Detecting Bank Account Opening Fraud Using Machine Learning

No Thumbnail Available
Uwaoma, Chukwuebuka
Issue Date
MSc in Data Analytics
Dublin Business School
This research explores machine learning techniques for detecting fraudulent bank account openings using a recently published large-scale benchmark dataset. Multiple classification algorithms are evaluated, including Logistic Regression, Decision Trees, Random Forests, and LightGBM. Following standard data preprocessing and feature engineering, these models are trained on an imbalanced dataset of one million account applications over eight months.

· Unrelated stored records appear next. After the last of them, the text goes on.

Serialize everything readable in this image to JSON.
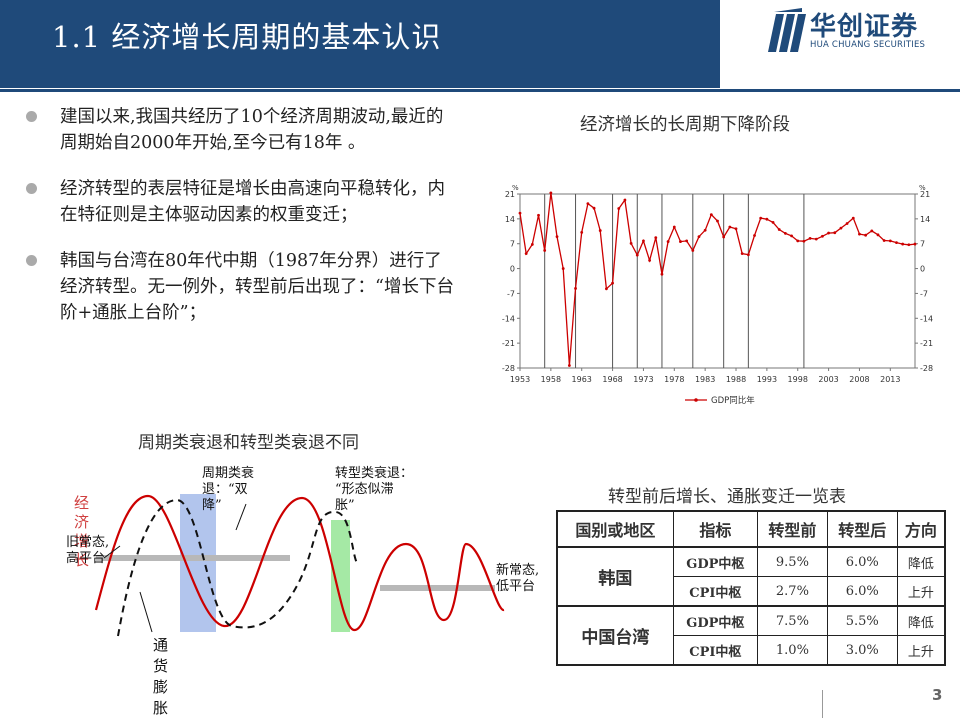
{
  "header": {
    "title": "1.1 经济增长周期的基本认识",
    "logo_cn": "华创证券",
    "logo_en": "HUA CHUANG SECURITIES"
  },
  "bullets": [
    "建国以来,我国共经历了10个经济周期波动,最近的周期始自2000年开始,至今已有18年 。",
    "经济转型的表层特征是增长由高速向平稳转化，内在特征则是主体驱动因素的权重变迁；",
    "韩国与台湾在80年代中期（1987年分界）进行了经济转型。无一例外，转型前后出现了：“增长下台阶+通胀上台阶”；"
  ],
  "gdp_chart_title": "经济增长的长周期下降阶段",
  "cycle_chart": {
    "title": "周期类衰退和转型类衰退不同",
    "labels": {
      "growth": "经济增长",
      "old_normal": "旧常态,\n高平台",
      "inflation": "通货膨胀",
      "cyclical": "周期类衰\n退：“双\n降”",
      "transition": "转型类衰退：\n“形态似滞\n胀”",
      "new_normal": "新常态,\n低平台"
    },
    "colors": {
      "growth": "#cc0000",
      "inflation": "#000000",
      "band_blue": "#9fb7e8",
      "band_green": "#8fe38f",
      "platform": "#b8b8b8"
    }
  },
  "table": {
    "title": "转型前后增长、通胀变迁一览表",
    "headers": [
      "国别或地区",
      "指标",
      "转型前",
      "转型后",
      "方向"
    ],
    "groups": [
      {
        "region": "韩国",
        "rows": [
          {
            "metric": "GDP中枢",
            "before": "9.5%",
            "after": "6.0%",
            "direction": "降低"
          },
          {
            "metric": "CPI中枢",
            "before": "2.7%",
            "after": "6.0%",
            "direction": "上升"
          }
        ]
      },
      {
        "region": "中国台湾",
        "rows": [
          {
            "metric": "GDP中枢",
            "before": "7.5%",
            "after": "5.5%",
            "direction": "降低"
          },
          {
            "metric": "CPI中枢",
            "before": "1.0%",
            "after": "3.0%",
            "direction": "上升"
          }
        ]
      }
    ]
  },
  "page_number": "3",
  "chart_data": {
    "type": "line",
    "title": "",
    "xlabel": "",
    "ylabel": "%",
    "ylim": [
      -28,
      21
    ],
    "yticks": [
      21,
      14,
      7,
      0,
      -7,
      -14,
      -21,
      -28
    ],
    "xticks": [
      "1953",
      "1958",
      "1963",
      "1968",
      "1973",
      "1978",
      "1983",
      "1988",
      "1993",
      "1998",
      "2003",
      "2008",
      "2013"
    ],
    "cycle_divider_years": [
      1957,
      1962,
      1968,
      1972,
      1976,
      1981,
      1986,
      1990,
      1999
    ],
    "series": [
      {
        "name": "GDP同比年",
        "color": "#cc0000",
        "x": [
          1953,
          1954,
          1955,
          1956,
          1957,
          1958,
          1959,
          1960,
          1961,
          1962,
          1963,
          1964,
          1965,
          1966,
          1967,
          1968,
          1969,
          1970,
          1971,
          1972,
          1973,
          1974,
          1975,
          1976,
          1977,
          1978,
          1979,
          1980,
          1981,
          1982,
          1983,
          1984,
          1985,
          1986,
          1987,
          1988,
          1989,
          1990,
          1991,
          1992,
          1993,
          1994,
          1995,
          1996,
          1997,
          1998,
          1999,
          2000,
          2001,
          2002,
          2003,
          2004,
          2005,
          2006,
          2007,
          2008,
          2009,
          2010,
          2011,
          2012,
          2013,
          2014,
          2015,
          2016,
          2017
        ],
        "y": [
          15.6,
          4.2,
          6.8,
          15.0,
          5.1,
          21.3,
          9.0,
          0.0,
          -27.3,
          -5.6,
          10.2,
          18.3,
          17.0,
          10.7,
          -5.7,
          -4.1,
          16.9,
          19.3,
          7.1,
          3.8,
          7.8,
          2.3,
          8.7,
          -1.6,
          7.6,
          11.7,
          7.6,
          7.8,
          5.1,
          9.0,
          10.8,
          15.2,
          13.4,
          8.9,
          11.7,
          11.2,
          4.2,
          3.9,
          9.3,
          14.2,
          13.9,
          13.0,
          11.0,
          9.9,
          9.2,
          7.8,
          7.7,
          8.5,
          8.3,
          9.1,
          10.0,
          10.1,
          11.4,
          12.7,
          14.2,
          9.7,
          9.4,
          10.6,
          9.5,
          7.9,
          7.8,
          7.3,
          6.9,
          6.7,
          6.9
        ]
      }
    ],
    "legend": "bottom"
  }
}
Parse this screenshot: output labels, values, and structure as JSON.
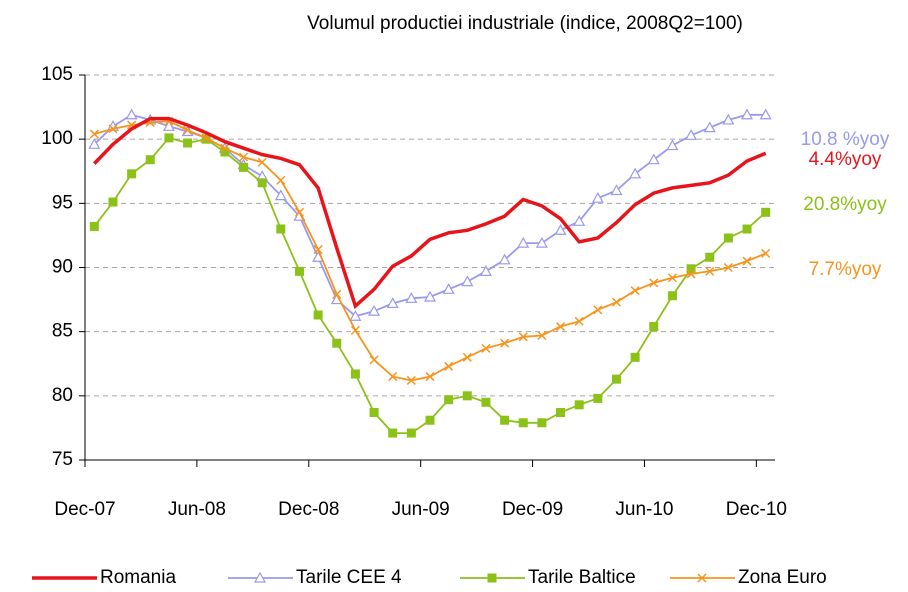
{
  "chart_data": {
    "type": "line",
    "title": "Volumul productiei industriale (indice, 2008Q2=100)",
    "categories": [
      "Dec-07",
      null,
      null,
      null,
      null,
      null,
      "Jun-08",
      null,
      null,
      null,
      null,
      null,
      "Dec-08",
      null,
      null,
      null,
      null,
      null,
      "Jun-09",
      null,
      null,
      null,
      null,
      null,
      "Dec-09",
      null,
      null,
      null,
      null,
      null,
      "Jun-10",
      null,
      null,
      null,
      null,
      null,
      "Dec-10"
    ],
    "ylim": [
      75,
      105
    ],
    "yticks": [
      75,
      80,
      85,
      90,
      95,
      100,
      105
    ],
    "grid": true,
    "legend": "bottom",
    "series": [
      {
        "name": "Romania",
        "color": "#e8141b",
        "marker": "none",
        "end_label": "4.4%yoy",
        "values": [
          98.1,
          99.6,
          100.8,
          101.6,
          101.6,
          101.1,
          100.5,
          99.8,
          99.3,
          98.8,
          98.5,
          98.0,
          96.2,
          91.5,
          87.0,
          88.3,
          90.1,
          90.9,
          92.2,
          92.7,
          92.9,
          93.4,
          94.0,
          95.3,
          94.8,
          93.8,
          92.0,
          92.3,
          93.5,
          94.9,
          95.8,
          96.2,
          96.4,
          96.6,
          97.2,
          98.3,
          98.9
        ]
      },
      {
        "name": "Tarile CEE 4",
        "color": "#9999ee",
        "marker": "triangle",
        "end_label": "10.8 %yoy",
        "values": [
          99.6,
          101.0,
          101.9,
          101.5,
          101.0,
          100.6,
          100.1,
          99.3,
          98.0,
          97.1,
          95.6,
          94.0,
          90.8,
          87.5,
          86.2,
          86.6,
          87.2,
          87.6,
          87.7,
          88.3,
          88.9,
          89.7,
          90.6,
          91.9,
          91.9,
          92.9,
          93.6,
          95.4,
          96.0,
          97.3,
          98.4,
          99.5,
          100.3,
          100.9,
          101.5,
          101.9,
          101.9
        ]
      },
      {
        "name": "Tarile Baltice",
        "color": "#8cc118",
        "marker": "square",
        "end_label": "20.8%yoy",
        "values": [
          93.2,
          95.1,
          97.3,
          98.4,
          100.1,
          99.7,
          100.0,
          99.0,
          97.8,
          96.6,
          93.0,
          89.7,
          86.3,
          84.1,
          81.7,
          78.7,
          77.1,
          77.1,
          78.1,
          79.7,
          80.0,
          79.5,
          78.1,
          77.9,
          77.9,
          78.7,
          79.3,
          79.8,
          81.3,
          83.0,
          85.4,
          87.8,
          89.9,
          90.8,
          92.3,
          93.0,
          94.3
        ]
      },
      {
        "name": "Zona Euro",
        "color": "#f7941d",
        "marker": "x",
        "end_label": "7.7%yoy",
        "values": [
          100.4,
          100.8,
          101.1,
          101.3,
          101.4,
          100.7,
          100.1,
          99.3,
          98.6,
          98.2,
          96.8,
          94.3,
          91.4,
          87.9,
          85.1,
          82.8,
          81.5,
          81.2,
          81.5,
          82.3,
          83.0,
          83.7,
          84.1,
          84.6,
          84.7,
          85.4,
          85.8,
          86.7,
          87.3,
          88.2,
          88.8,
          89.2,
          89.5,
          89.7,
          90.0,
          90.5,
          91.1
        ]
      }
    ]
  }
}
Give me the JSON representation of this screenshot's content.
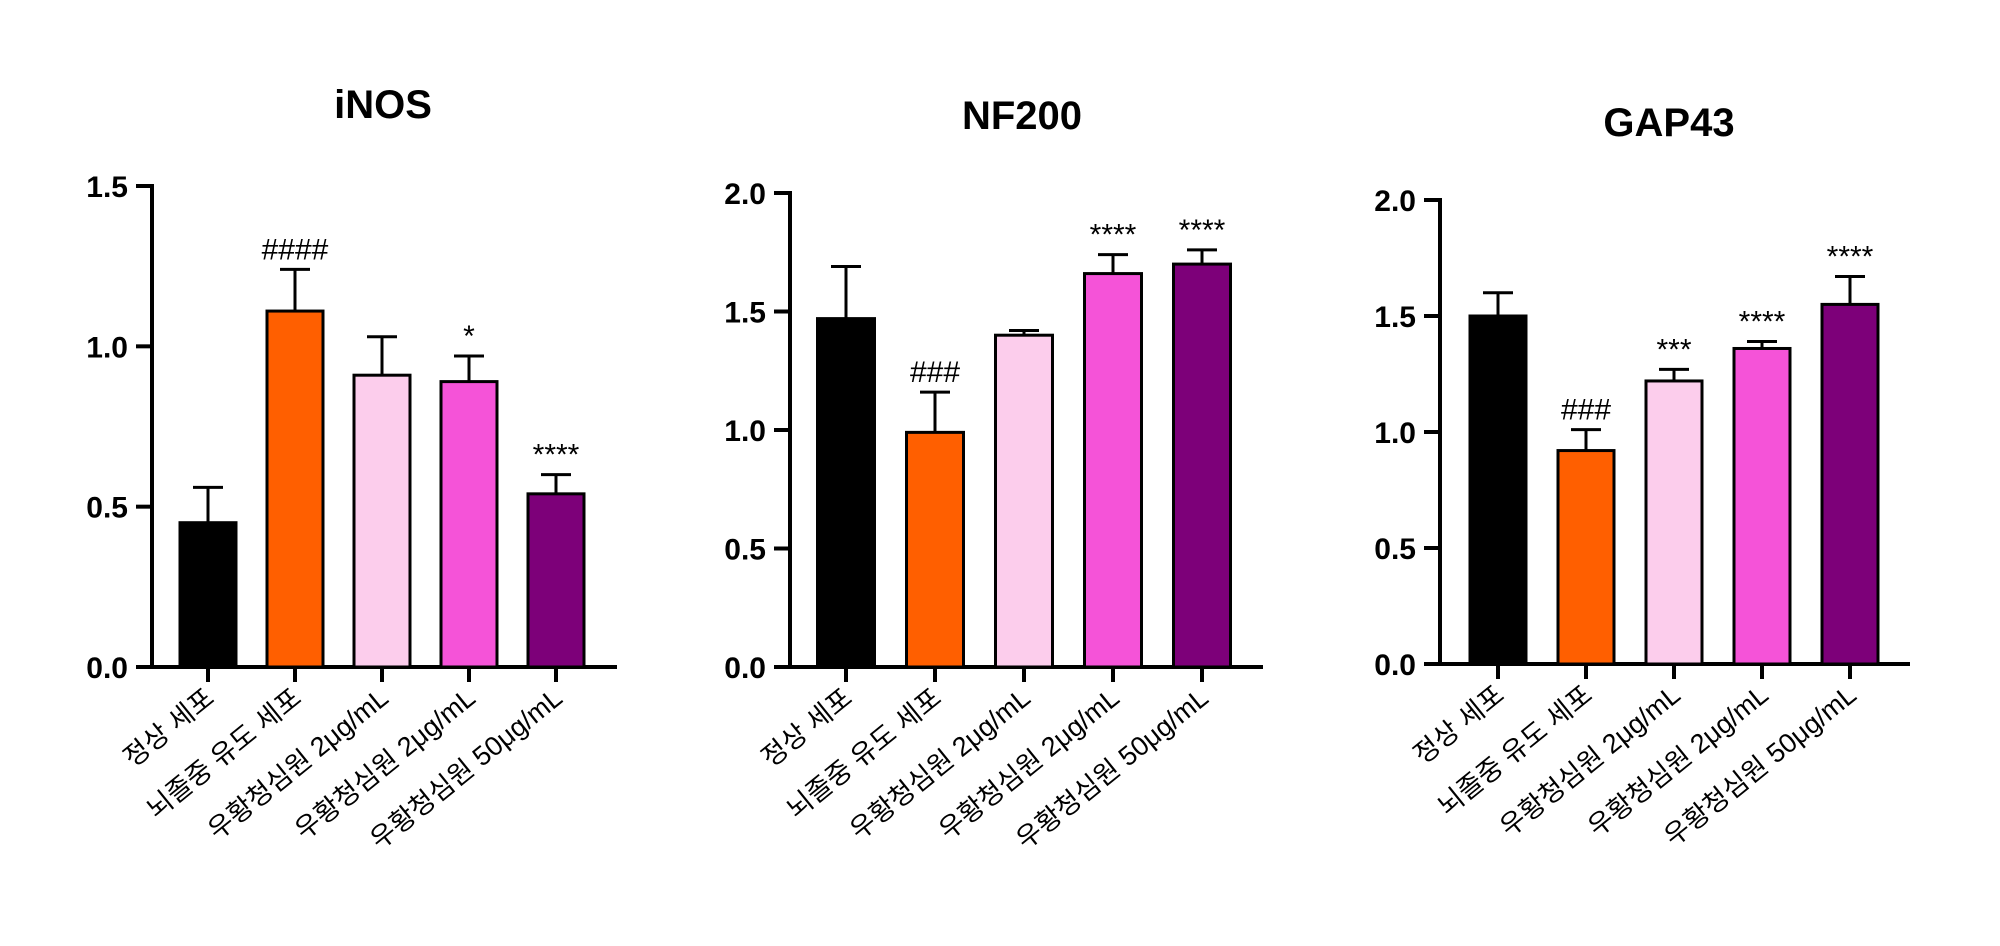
{
  "chart_data": [
    {
      "type": "bar",
      "title": "iNOS",
      "categories": [
        "정상 세포",
        "뇌졸중 유도 세포",
        "우황청심원 2μg/mL",
        "우황청심원 2μg/mL",
        "우황청심원 50μg/mL"
      ],
      "values": [
        0.45,
        1.11,
        0.91,
        0.89,
        0.54
      ],
      "errors": [
        0.11,
        0.13,
        0.12,
        0.08,
        0.06
      ],
      "annotations": [
        "",
        "####",
        "",
        "*",
        "****"
      ],
      "colors": [
        "#000000",
        "#ff5f00",
        "#fccdec",
        "#f553d8",
        "#7d0079"
      ],
      "ylim": [
        0,
        1.5
      ],
      "yticks": [
        "0.0",
        "0.5",
        "1.0",
        "1.5"
      ],
      "xlabel": "",
      "ylabel": ""
    },
    {
      "type": "bar",
      "title": "NF200",
      "categories": [
        "정상 세포",
        "뇌졸중 유도 세포",
        "우황청심원 2μg/mL",
        "우황청심원 2μg/mL",
        "우황청심원 50μg/mL"
      ],
      "values": [
        1.47,
        0.99,
        1.4,
        1.66,
        1.7
      ],
      "errors": [
        0.22,
        0.17,
        0.02,
        0.08,
        0.06
      ],
      "annotations": [
        "",
        "###",
        "",
        "****",
        "****"
      ],
      "colors": [
        "#000000",
        "#ff5f00",
        "#fccdec",
        "#f553d8",
        "#7d0079"
      ],
      "ylim": [
        0,
        2.0
      ],
      "yticks": [
        "0.0",
        "0.5",
        "1.0",
        "1.5",
        "2.0"
      ],
      "xlabel": "",
      "ylabel": ""
    },
    {
      "type": "bar",
      "title": "GAP43",
      "categories": [
        "정상 세포",
        "뇌졸중 유도 세포",
        "우황청심원 2μg/mL",
        "우황청심원 2μg/mL",
        "우황청심원 50μg/mL"
      ],
      "values": [
        1.5,
        0.92,
        1.22,
        1.36,
        1.55
      ],
      "errors": [
        0.1,
        0.09,
        0.05,
        0.03,
        0.12
      ],
      "annotations": [
        "",
        "###",
        "***",
        "****",
        "****"
      ],
      "colors": [
        "#000000",
        "#ff5f00",
        "#fccdec",
        "#f553d8",
        "#7d0079"
      ],
      "ylim": [
        0,
        2.0
      ],
      "yticks": [
        "0.0",
        "0.5",
        "1.0",
        "1.5",
        "2.0"
      ],
      "xlabel": "",
      "ylabel": ""
    }
  ]
}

Adaptive synthetic oversampling is utilized to mitigate the extreme rarity of positive fraud cases. Various performance metrics assess model accuracy, real-world feasibility constraints, and fairness across protected demographic groups. Initial results indicate LightGBM achieved the best overall recall of 62%, capturing most fraudulent instances. However, enforcing a 5% false positive rate threshold is necessary for practical usage but severely impacts recall. Predictive equality analysis also exposes some algorithms that inadvertently introduce bias against seniors. These findings indicate that combining sampling techniques with gradient boosting methods has the potential to balance performance, operational constraints, and ethical considerations in identifying criminal account openings. More hyperparameter tuning and model ensembling could enhance performance. This study establishes a rigorous methodology and a benchmark for future research into machine learning for fraud detection in the banking sector.